Marie-Eve: Ce fut énormément de travail, mais ce n’était pas une surprise! Une chose qui m’a un peu choquée est de réaliser la difficulté à financer ce type de projet. À la base, il n’existe pas vraiment d’opportunités d’expositions comme celle-ci en métiers d’art sur le plan institutionnel. Il faut donc que ces projets émergent de la communauté artistique elle-même, mais quand ces projets sont l’initiative d’artistes, ils ne sont pas éligibles auprès des organismes subventionnaires.

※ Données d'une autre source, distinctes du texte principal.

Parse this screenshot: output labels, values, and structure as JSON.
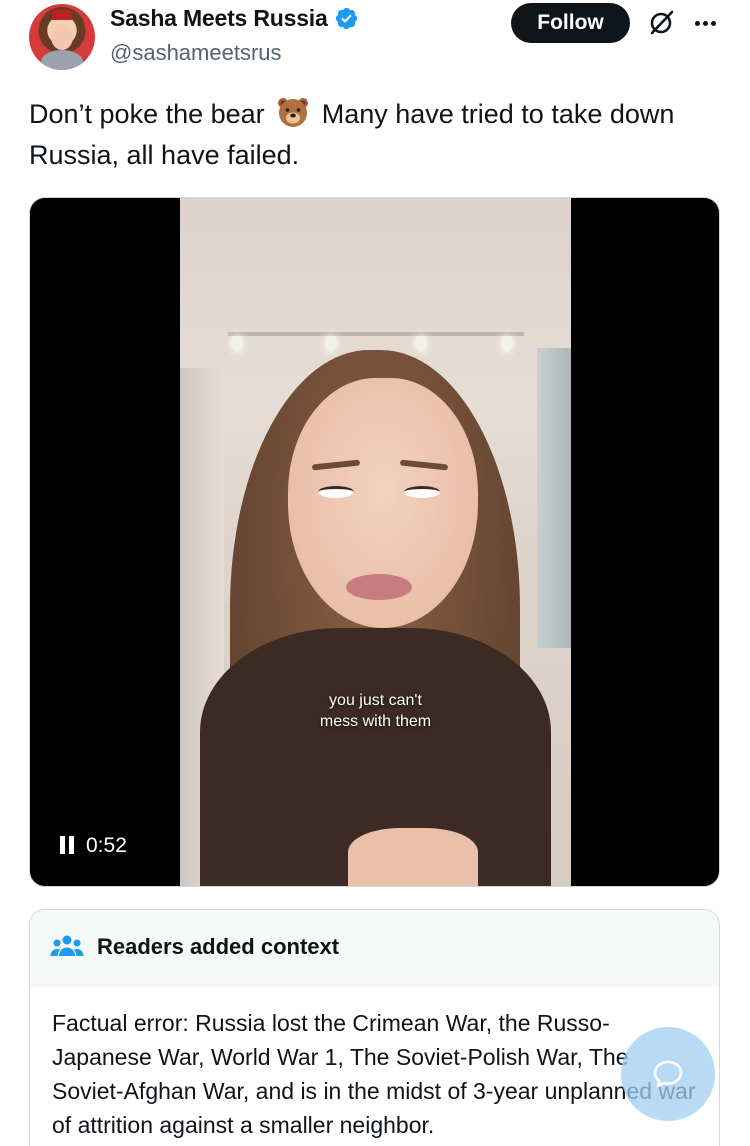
{
  "post": {
    "author": {
      "display_name": "Sasha Meets Russia",
      "handle": "@sashameetsrus",
      "verified": true
    },
    "follow_label": "Follow",
    "text_before_emoji": "Don’t poke the bear",
    "emoji": "bear-face",
    "text_after_emoji": "Many have tried to take down Russia, all have failed."
  },
  "video": {
    "caption_line1": "you just can't",
    "caption_line2": "mess with them",
    "duration": "0:52",
    "state": "playing"
  },
  "community_note": {
    "title": "Readers added context",
    "body": "Factual error: Russia lost the Crimean War, the Russo-Japanese War, World War 1, The Soviet-Polish War, The Soviet-Afghan War, and is in the midst of 3-year unplanned war of attrition against a smaller neighbor."
  },
  "colors": {
    "accent": "#1d9bf0",
    "text": "#0f1419",
    "secondary": "#536471",
    "follow_bg": "#0f1419"
  },
  "icons": [
    "verified-badge-icon",
    "grok-icon",
    "more-icon",
    "bear-face-icon",
    "pause-icon",
    "people-icon",
    "chat-bubble-icon"
  ]
}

Tout le poids demeure donc sur les épaules de la communauté artistique. Nous avons été choyées de pouvoir compter sur le support de l’École de joaillerie de Montréal et des galeries avec qui nous avons travaillé pour nous accompagner dans tout ça malgré l’absence de support des organismes gouvernementaux.
Catherine: Pour ce qui est de la réception des artistes et des galeristes qui ont présenté l’exposition, elle a été absolument formidable. Tout le monde a accepté l’invitation avec enthousiasme et l’aide et l’encouragement reçu nous a prouvé qu’il y avait de la place dans notre milieu pour ce genre d’initiative.

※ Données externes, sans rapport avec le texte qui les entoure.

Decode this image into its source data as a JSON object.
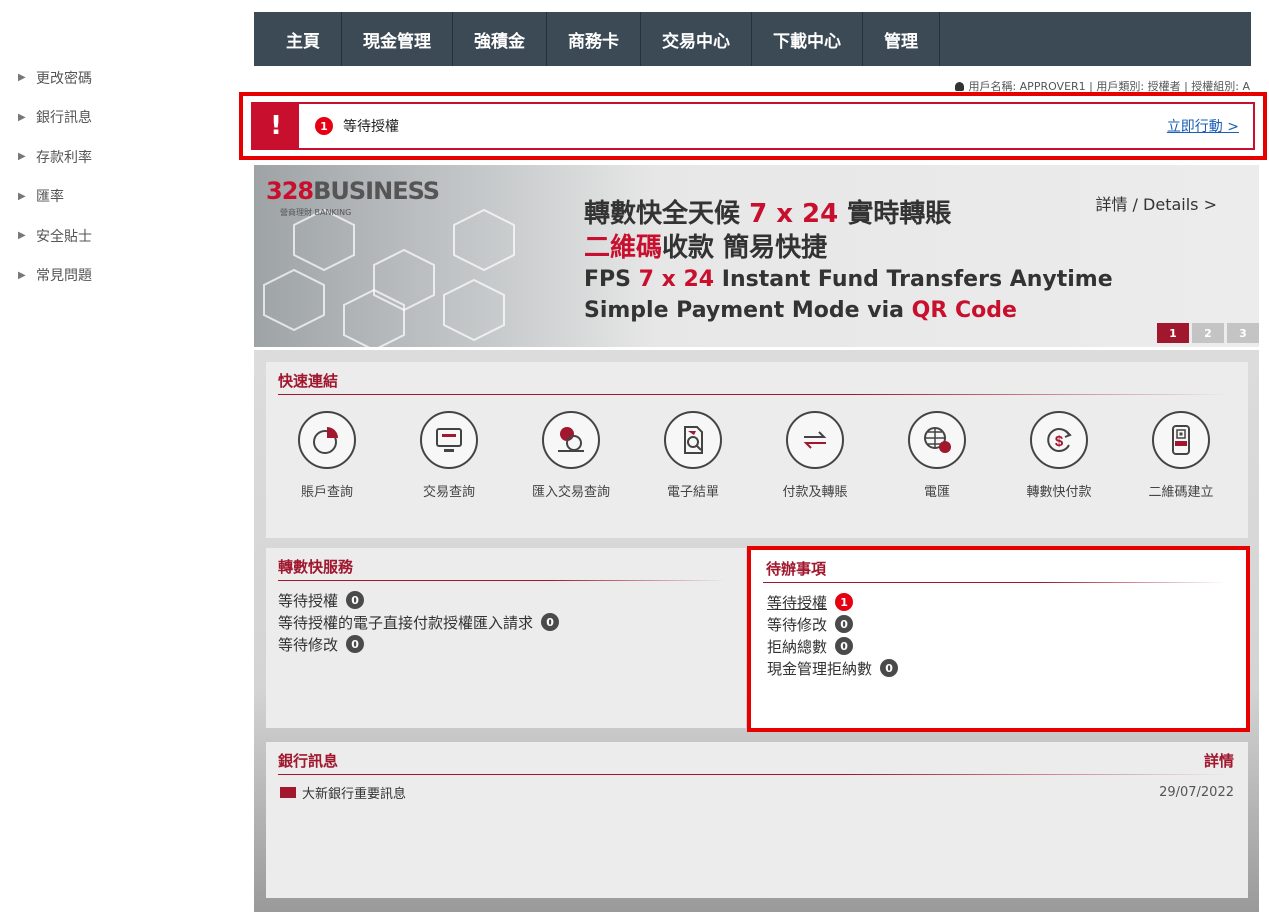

Marie-Eve: Ce fut effectivement une belle marque de confiance de la part des artistes et des galeries. Il y a quelque chose d’extrêmement gratifiant dans le fait de réaliser des projets comme celui-ci, et de voir que des artistes te font confiance non seulement sur le plan organisationnel, mais qui font aussi confiance à ta vision.
Catherine: En plus des expositions, la création du catalogue a été déterminante et on est fières de pouvoir laisser une trace pérenne de ce projet!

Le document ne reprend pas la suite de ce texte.